Ini Sikap Pengamat Pemilu Terkait 30 Persen Keterwakilan Perempuan dalam Pileg 2024

by
Pemilu 2024. (Photo: Ilustrasi)

BERITABUANA.CO, JAKARTA – Komite Pemilih Indonesia (TePI), pada Minggu (12/11/2023) kemarin menggelar diskusi secara daring dengan menghadirkan sejumlah peneliti dan pengamat pemilu. Diskusi ini diadakan karena ditenggarai adanya pembiaran dan ‘peniadaan’ norma yang dilakukan Komisi Pemilihan Umum (KPU) – Badan Pengawas Pemilu (Bawaslu) dalam tahapan pencalonan DPR RI, DPRD Provinsi, DPRD Kabupaten/Kota terkait jumlah minimal 30 persen perempuan dalam Daftar Calon Tetap (DCT) yang sudah dipublikasikan ke masyarakat.

Dalam pengantar diskusi itu, Koornas TePI Indonesia Jeirry Sumampow menyinggung soal pentingnya pelaksanaan pemilu yang adil, substantif dan normatif.

“Kami mendorong keadilan pemilu, baik substantif dan normatif, wajib diikuti oleh semua stakeholder pemilu, apakah KPU, Bawaslu sebagai penyelenggara pemilu, peserta pemilu, pemilih dan seluruh masyarakat, wajib mengawasi dan memantau soal-soal substantif pemilu ini,” kata Jeirry Sumampow lewat keterangan tertulis yang diterima beritabuana.co di Jakarta, Senin (13/11/2023).
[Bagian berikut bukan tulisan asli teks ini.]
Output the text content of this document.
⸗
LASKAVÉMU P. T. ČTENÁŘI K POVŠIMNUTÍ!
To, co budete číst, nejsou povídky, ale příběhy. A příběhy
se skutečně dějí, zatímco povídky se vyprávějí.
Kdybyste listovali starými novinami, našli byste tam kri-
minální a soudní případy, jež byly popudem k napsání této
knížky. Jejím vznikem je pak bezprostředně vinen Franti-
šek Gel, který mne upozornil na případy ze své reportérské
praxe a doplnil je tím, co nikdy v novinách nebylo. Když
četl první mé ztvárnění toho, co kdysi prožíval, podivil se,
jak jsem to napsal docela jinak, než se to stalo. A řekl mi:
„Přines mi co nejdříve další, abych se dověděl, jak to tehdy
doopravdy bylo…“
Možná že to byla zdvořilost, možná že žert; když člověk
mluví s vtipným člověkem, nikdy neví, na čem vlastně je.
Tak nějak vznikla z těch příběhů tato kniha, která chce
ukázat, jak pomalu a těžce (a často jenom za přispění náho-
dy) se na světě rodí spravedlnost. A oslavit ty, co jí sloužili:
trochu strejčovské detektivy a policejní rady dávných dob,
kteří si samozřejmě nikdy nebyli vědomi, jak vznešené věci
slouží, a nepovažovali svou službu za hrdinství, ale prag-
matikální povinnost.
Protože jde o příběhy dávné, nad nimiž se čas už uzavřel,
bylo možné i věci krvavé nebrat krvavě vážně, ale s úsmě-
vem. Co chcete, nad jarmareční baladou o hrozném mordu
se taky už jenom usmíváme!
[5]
Diskusi media yang dimoderatori Maria Prisilia dari TePI Indonesia ini menghadirkan pembicara Koordinator JPPR Nurlia Dian Paramita, Sekjen KIPP Kaka Suminta, Peneliti Puskapol UI Delia Wildianti, Direktur Kata Rakyat Alwan Ola Riantoby, Direktur DEEP Neni Nur Hayati, Sekjen KPI Mike Verawati dan peneliti senior TePI Rendy Umboh.

Terkait dengan tema diskusi, Nurlia Dian Paramita menyatakan pada prinsipnya , mendorong keterwakilan perempuan dalam DCT 2024 harus memenuhi syarat UU 7 tahun 2017. Jika hal tersebut tidak dipenuhi kata dia, maka 17 parpol sesungguhnya sedang mengebiri martabat perempuan, sekaligus menjadi pengkhianat UU. Sebab sebut dia, kesempatan perempuan untuk memimpin harus terus didorong dengan segala konsekuensinya.
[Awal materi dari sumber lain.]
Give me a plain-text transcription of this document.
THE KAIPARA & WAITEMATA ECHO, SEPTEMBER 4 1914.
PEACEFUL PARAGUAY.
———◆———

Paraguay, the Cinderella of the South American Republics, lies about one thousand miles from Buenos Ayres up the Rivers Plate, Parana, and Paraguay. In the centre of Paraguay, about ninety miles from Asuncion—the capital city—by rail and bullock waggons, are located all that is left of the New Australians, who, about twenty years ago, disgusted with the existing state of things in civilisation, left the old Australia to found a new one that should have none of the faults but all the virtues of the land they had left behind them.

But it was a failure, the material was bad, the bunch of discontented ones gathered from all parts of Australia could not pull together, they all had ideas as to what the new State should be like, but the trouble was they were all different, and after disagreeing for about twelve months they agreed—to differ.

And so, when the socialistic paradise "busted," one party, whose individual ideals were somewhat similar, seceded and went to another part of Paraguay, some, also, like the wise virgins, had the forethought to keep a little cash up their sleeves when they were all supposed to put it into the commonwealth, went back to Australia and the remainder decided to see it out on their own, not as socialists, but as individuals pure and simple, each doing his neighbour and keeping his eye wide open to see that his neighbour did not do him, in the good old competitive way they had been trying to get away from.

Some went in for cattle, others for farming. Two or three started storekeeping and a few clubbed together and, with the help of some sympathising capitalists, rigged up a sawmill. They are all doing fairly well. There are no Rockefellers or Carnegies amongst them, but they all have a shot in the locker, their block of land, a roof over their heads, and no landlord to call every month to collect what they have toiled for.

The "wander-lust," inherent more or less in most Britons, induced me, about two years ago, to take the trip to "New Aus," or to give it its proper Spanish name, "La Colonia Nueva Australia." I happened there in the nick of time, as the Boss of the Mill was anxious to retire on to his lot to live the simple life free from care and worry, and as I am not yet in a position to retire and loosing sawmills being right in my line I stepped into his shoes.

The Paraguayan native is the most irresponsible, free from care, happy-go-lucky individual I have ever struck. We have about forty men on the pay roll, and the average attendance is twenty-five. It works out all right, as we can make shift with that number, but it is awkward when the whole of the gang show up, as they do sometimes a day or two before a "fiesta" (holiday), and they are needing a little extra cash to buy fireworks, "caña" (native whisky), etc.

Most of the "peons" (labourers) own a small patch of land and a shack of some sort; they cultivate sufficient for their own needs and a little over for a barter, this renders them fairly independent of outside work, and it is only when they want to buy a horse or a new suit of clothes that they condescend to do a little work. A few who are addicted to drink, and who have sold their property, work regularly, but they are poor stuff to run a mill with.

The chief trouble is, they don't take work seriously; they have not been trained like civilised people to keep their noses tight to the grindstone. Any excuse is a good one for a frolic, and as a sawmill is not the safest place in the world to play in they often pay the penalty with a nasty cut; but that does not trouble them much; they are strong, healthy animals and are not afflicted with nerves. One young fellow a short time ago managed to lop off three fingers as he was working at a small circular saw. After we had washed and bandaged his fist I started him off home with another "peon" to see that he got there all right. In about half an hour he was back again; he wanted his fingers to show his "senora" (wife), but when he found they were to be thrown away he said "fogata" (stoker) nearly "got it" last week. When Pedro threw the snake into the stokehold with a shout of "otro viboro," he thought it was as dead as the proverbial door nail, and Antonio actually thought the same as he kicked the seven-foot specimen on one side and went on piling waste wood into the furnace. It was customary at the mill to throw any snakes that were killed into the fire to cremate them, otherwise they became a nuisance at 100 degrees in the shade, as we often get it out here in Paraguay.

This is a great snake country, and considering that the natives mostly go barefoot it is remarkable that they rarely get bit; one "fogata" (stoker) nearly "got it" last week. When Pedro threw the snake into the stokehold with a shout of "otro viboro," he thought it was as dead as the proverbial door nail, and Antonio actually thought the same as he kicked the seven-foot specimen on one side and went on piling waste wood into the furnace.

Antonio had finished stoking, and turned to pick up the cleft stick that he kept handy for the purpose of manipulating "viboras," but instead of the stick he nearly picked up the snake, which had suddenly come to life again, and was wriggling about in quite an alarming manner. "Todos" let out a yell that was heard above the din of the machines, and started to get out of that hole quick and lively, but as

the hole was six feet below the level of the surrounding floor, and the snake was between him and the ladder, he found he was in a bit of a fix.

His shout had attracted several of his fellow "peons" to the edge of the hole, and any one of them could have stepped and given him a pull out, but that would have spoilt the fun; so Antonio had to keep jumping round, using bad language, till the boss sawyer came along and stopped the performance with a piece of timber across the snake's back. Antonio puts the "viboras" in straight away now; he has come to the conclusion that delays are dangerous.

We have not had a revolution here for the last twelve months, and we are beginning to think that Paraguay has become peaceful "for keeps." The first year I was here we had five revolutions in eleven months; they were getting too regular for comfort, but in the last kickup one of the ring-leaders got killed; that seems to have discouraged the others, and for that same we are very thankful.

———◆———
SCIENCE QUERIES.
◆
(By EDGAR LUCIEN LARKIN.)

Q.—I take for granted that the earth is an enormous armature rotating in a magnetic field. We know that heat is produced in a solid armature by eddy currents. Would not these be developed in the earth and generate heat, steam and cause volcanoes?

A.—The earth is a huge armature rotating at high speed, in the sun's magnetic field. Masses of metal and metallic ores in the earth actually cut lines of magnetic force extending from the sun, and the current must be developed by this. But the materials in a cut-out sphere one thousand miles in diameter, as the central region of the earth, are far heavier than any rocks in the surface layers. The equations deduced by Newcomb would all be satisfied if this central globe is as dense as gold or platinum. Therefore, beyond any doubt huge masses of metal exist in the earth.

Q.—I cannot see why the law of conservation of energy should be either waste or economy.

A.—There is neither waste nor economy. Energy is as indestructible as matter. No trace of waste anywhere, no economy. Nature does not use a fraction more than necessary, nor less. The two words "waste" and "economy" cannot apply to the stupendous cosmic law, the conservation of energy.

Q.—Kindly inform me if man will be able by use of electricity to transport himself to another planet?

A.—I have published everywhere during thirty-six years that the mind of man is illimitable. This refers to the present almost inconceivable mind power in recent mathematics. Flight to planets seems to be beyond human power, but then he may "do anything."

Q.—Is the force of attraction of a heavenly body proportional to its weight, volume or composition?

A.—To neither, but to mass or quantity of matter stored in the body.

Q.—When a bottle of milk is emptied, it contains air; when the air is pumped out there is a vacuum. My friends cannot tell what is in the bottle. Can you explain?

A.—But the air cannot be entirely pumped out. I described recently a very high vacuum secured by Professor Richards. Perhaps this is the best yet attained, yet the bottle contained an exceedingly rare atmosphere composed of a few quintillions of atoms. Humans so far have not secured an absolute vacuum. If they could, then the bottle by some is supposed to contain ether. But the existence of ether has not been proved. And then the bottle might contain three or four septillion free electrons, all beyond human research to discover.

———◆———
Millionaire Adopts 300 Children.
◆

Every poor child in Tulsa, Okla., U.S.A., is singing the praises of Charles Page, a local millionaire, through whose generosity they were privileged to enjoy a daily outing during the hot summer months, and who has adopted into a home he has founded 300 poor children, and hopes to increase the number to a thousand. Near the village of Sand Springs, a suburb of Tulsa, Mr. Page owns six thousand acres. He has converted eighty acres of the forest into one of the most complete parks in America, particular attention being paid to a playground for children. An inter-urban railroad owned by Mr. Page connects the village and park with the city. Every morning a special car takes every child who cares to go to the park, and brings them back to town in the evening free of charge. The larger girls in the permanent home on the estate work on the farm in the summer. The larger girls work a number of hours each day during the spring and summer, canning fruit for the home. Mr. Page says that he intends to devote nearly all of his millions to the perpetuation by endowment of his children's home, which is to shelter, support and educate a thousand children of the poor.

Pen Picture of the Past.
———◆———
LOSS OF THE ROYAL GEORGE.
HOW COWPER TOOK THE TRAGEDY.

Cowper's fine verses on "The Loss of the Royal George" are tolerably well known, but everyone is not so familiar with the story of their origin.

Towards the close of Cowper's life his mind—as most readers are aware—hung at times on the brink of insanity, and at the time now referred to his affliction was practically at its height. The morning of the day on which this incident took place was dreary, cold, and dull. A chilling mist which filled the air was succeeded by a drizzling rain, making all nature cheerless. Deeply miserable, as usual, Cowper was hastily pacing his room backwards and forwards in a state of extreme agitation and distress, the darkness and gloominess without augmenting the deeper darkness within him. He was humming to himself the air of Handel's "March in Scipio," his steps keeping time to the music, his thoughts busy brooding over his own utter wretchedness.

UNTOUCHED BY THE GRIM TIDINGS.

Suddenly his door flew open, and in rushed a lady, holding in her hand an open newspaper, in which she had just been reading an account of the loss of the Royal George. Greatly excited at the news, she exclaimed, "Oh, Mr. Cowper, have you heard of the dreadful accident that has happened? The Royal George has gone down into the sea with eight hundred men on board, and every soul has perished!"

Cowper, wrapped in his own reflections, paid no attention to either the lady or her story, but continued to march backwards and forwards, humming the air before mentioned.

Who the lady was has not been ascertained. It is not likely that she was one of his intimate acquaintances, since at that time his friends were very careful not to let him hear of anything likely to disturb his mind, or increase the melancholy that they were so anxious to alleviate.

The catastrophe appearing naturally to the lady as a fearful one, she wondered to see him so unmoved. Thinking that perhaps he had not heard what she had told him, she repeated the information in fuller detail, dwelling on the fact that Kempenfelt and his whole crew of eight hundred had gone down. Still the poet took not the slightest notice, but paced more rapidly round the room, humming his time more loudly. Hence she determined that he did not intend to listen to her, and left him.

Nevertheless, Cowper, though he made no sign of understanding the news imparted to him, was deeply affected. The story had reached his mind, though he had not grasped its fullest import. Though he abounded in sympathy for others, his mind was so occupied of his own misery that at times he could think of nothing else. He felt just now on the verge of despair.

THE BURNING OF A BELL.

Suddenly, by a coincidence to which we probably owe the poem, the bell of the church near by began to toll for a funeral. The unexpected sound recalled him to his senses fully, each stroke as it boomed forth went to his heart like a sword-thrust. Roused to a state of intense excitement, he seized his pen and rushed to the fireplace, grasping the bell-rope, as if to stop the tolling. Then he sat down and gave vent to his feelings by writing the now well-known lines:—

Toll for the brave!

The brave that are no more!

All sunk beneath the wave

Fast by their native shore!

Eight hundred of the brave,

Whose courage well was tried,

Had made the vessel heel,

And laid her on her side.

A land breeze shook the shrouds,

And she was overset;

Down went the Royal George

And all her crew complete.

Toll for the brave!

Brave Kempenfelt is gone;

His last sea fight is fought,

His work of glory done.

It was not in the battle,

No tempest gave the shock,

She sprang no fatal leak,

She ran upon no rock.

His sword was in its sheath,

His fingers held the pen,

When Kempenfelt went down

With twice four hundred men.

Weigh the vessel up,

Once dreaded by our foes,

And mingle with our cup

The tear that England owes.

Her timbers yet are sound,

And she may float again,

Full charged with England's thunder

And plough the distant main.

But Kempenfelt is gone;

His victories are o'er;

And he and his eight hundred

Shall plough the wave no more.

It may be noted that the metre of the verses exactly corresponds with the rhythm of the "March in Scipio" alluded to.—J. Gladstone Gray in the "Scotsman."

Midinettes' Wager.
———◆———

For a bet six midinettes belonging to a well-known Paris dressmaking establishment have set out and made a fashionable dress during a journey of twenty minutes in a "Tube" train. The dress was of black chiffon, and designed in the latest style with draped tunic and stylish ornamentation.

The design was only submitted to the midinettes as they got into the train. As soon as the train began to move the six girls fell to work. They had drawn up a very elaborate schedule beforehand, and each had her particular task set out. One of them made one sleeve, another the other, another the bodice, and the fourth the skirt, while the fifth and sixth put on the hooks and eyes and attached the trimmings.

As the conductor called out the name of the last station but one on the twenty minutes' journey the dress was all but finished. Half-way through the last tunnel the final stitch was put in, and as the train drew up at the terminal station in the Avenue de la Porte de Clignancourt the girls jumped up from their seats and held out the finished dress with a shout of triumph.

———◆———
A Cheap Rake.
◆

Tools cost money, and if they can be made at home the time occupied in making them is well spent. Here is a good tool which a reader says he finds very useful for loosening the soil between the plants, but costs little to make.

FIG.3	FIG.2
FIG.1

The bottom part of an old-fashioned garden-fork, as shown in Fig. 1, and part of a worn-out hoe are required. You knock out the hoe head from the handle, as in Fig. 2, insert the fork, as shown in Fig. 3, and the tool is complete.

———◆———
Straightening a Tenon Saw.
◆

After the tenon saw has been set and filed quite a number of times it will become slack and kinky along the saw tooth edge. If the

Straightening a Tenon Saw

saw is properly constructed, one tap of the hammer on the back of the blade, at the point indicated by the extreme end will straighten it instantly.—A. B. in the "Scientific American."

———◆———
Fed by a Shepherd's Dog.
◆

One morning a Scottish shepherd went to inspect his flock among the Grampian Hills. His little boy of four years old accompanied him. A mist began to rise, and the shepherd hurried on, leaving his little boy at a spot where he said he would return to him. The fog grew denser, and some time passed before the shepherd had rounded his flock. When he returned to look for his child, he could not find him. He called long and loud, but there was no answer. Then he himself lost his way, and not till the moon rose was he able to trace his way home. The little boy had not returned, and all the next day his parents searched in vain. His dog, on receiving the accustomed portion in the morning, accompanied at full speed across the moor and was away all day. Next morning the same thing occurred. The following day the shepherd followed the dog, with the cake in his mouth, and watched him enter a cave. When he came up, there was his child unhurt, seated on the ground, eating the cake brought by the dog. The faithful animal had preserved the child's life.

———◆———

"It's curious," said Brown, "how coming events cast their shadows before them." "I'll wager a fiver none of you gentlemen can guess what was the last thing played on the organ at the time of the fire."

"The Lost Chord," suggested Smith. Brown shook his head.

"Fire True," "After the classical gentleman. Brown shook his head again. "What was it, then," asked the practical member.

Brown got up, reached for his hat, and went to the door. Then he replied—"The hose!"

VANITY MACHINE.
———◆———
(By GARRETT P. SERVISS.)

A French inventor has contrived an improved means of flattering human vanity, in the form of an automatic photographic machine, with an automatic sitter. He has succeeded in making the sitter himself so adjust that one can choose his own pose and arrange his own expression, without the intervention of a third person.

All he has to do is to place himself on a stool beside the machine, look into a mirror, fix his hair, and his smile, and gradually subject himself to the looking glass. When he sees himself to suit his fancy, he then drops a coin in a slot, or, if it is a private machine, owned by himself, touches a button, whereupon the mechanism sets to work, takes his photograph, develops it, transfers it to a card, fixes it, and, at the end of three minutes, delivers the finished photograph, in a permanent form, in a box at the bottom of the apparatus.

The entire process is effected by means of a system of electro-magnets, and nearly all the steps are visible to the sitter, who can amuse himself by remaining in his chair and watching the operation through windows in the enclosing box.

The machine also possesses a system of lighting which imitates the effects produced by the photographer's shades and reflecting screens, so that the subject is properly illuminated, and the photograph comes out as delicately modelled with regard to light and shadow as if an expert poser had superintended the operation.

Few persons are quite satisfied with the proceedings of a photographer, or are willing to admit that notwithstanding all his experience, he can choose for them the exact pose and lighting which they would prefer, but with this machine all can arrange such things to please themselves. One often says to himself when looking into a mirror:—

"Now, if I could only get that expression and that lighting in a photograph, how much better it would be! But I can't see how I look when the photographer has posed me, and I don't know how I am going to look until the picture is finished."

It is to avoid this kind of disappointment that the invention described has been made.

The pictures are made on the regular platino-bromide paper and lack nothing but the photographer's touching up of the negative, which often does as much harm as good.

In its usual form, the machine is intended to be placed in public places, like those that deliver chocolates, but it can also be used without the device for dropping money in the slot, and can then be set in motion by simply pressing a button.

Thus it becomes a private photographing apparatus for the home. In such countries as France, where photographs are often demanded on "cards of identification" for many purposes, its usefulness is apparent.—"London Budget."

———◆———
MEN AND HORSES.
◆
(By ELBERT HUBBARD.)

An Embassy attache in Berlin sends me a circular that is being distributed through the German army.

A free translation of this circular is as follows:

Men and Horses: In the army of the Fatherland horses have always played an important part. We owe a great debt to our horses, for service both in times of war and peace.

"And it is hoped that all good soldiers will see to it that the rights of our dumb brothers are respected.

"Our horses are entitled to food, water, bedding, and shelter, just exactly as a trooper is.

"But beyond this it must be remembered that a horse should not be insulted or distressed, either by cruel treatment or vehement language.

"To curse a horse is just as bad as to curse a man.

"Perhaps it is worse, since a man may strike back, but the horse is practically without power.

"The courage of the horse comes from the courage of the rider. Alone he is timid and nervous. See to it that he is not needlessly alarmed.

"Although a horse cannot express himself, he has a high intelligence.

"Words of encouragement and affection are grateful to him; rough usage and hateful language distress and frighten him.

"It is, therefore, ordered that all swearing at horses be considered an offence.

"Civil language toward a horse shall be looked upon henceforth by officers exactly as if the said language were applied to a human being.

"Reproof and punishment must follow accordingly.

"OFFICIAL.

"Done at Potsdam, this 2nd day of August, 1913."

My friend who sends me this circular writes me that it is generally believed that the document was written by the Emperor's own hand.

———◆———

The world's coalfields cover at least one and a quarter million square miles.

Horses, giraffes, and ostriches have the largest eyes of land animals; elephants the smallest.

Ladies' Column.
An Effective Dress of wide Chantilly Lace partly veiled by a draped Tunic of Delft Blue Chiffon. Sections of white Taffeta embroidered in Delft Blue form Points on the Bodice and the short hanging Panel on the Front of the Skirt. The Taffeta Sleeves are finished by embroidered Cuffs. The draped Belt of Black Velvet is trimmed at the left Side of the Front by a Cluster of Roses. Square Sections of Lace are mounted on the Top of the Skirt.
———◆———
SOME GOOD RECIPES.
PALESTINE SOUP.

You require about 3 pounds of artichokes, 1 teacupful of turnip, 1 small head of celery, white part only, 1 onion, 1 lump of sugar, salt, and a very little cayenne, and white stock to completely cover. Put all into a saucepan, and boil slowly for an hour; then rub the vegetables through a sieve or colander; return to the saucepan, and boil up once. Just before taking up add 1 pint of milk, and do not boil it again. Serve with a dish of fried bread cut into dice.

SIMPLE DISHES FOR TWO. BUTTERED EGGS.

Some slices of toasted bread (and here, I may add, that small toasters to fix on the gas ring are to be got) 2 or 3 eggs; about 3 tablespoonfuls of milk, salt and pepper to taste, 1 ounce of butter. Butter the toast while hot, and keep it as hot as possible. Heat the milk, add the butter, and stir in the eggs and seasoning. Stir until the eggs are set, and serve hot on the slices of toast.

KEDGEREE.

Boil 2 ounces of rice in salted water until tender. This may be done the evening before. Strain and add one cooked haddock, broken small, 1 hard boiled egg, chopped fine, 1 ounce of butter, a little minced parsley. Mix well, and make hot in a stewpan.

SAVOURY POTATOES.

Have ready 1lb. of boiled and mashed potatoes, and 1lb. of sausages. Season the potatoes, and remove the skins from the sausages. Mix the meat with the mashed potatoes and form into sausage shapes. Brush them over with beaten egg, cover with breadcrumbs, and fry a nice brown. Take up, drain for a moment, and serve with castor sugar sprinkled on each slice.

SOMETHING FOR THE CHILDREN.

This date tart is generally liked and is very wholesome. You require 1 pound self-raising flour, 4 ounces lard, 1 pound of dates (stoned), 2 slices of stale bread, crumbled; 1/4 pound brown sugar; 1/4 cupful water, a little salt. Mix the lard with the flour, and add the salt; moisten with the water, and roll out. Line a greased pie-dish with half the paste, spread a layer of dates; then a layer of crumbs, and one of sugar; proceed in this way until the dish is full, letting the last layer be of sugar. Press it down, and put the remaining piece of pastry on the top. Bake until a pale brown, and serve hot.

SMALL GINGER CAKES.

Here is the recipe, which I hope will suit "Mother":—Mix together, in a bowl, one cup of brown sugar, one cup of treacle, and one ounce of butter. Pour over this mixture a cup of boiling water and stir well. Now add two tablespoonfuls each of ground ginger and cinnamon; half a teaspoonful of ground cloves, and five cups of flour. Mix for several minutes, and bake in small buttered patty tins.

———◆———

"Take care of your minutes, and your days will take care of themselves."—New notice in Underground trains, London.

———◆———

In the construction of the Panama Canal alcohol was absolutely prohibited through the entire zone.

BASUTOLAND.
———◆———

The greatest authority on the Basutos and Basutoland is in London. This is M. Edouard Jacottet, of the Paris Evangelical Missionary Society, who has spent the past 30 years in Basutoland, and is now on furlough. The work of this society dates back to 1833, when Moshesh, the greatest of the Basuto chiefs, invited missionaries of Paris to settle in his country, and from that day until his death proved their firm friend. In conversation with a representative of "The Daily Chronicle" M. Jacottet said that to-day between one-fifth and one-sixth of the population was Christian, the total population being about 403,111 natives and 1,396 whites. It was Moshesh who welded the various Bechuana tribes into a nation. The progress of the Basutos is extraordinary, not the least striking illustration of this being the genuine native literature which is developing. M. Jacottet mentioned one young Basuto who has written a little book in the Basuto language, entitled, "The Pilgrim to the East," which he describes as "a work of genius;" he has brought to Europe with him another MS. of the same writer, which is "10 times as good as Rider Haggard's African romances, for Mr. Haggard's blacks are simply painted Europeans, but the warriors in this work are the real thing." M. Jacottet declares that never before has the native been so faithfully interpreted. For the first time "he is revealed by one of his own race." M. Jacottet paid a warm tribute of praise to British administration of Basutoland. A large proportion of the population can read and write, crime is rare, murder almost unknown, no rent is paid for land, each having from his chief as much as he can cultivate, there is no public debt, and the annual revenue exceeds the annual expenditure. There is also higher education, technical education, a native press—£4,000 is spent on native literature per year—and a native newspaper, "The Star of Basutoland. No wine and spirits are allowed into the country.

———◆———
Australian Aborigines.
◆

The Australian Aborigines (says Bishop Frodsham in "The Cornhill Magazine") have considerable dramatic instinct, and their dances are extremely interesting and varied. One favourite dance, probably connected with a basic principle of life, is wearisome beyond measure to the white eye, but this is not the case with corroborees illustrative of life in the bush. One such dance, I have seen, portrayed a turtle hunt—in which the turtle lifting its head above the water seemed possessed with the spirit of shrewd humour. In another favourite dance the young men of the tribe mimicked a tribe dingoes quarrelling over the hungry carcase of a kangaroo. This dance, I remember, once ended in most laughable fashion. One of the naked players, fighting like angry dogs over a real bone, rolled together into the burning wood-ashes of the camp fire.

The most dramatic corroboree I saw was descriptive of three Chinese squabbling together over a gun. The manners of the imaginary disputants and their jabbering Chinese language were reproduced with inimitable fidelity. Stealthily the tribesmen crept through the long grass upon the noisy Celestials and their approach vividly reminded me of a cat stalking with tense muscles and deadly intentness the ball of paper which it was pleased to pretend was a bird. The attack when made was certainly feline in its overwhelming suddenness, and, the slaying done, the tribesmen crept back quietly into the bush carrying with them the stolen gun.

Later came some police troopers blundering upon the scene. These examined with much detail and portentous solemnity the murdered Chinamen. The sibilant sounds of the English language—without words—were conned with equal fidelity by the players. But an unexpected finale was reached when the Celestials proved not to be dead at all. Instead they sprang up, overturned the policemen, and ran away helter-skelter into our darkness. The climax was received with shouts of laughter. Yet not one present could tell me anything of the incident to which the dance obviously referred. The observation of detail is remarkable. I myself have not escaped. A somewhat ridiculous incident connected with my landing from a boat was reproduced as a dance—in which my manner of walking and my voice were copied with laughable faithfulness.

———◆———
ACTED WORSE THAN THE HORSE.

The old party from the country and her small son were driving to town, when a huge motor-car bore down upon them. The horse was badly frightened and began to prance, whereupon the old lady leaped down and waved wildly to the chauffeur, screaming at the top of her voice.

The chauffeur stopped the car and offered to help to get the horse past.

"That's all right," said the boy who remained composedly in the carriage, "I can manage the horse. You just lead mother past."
“Dengan demikian akan membawa kesempatan hidup pemilih yang jauh beradab dan progresif ke depan,” ujarnya.

Sementara Kaka Suminta secara tegas menyatakan, pembiaran atau peniadaan kuota 30 persen perempuan bisa disebut pembangkangan terhadap undang-undang, dengan dalil logika matematika, logika pembulatan yang justru bertentangan dengan angka matematis dari makna minimal 30% perempuan itu sendiri.

Sementara Alwan Ola Riantoby mengatakan, bahwa, sikap KPU yang melakukan pada proses pencalonan afirmasi perempuan merupakan indikasi yang sangat berbahaya bagi kredibilitas Pemilu 2024. Alasannya KPU telah terbuka menunjukkan kecenderungan untuk berpihak kepada kepentingan partisan atau partai-partai politik daripada berdiri di atas aspirasi masyarakat.

Dalam hal ini, kata dia, keterwakilan perempuan dalam politik yang sering di suarakan, hanyalah keterwakilan atau afirmasi semu.

“Karena sejak awal KPU dan partai politik sedang mengatakan keterlibatan dan keterpilihan perempuan dalam politik bukan hal di prioritaskan, atau hanya afirmasi semu belaka,” kata Alwan.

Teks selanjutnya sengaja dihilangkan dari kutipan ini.